Nisha Shah is an Associate Professor in the School of Political Studies at the University of Ottawa. Her research explores the role of infrastructures and artifacts in world politics. Her work uncovers how and why things such as technological devices and physical geographies come to take particular form and function within the normative and ethical frameworks of governance and war.


Derek S. Denman is a political theorist with interests in contemporary political theory, democratic theory, and postcolonial theory. His research focuses on the spatial dimensions of politics, including critical border and migration studies, the role of architecture and design in democracy, and the history of space, place, and scale in political thought. His current book project, Fortress Power: Hostile Designs and the Politics of Spatial Control, examines fortification as a technique of power, and asks how early modern fortress architecture informs contemporary practices of controlling movement and enclosing space.

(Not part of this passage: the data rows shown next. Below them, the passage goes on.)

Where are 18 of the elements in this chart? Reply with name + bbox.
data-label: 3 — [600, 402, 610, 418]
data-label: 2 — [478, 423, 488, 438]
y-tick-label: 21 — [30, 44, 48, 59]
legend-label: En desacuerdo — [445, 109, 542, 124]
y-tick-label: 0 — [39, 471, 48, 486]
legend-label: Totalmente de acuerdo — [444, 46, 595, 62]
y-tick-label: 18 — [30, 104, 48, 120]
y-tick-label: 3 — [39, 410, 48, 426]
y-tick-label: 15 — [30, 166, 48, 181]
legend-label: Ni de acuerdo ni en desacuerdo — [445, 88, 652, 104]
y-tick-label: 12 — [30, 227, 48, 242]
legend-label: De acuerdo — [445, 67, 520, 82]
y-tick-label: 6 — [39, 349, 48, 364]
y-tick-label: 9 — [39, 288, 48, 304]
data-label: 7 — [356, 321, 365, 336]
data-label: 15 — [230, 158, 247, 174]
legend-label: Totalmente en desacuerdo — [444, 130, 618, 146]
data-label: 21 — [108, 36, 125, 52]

Derek is currently a postdoctoral fellow at the University of Copenhagen.


Nicole Sunday Grove, founding member of Security in Context and convener of the Endemic Infrastructures working group, is Associate Professor of Political Science at the University of Hawaiʻi at Manoa, with affiliations in the Department of Women’s Studies, the Hawaiʻi Research Center for Futures Studies, and the International Cultural Studies Program. Grove’s research centers on three areas: the globalization of security and surveillance technologies; media infrastructures and transnational networks of violence; and the relationship between space, security and design.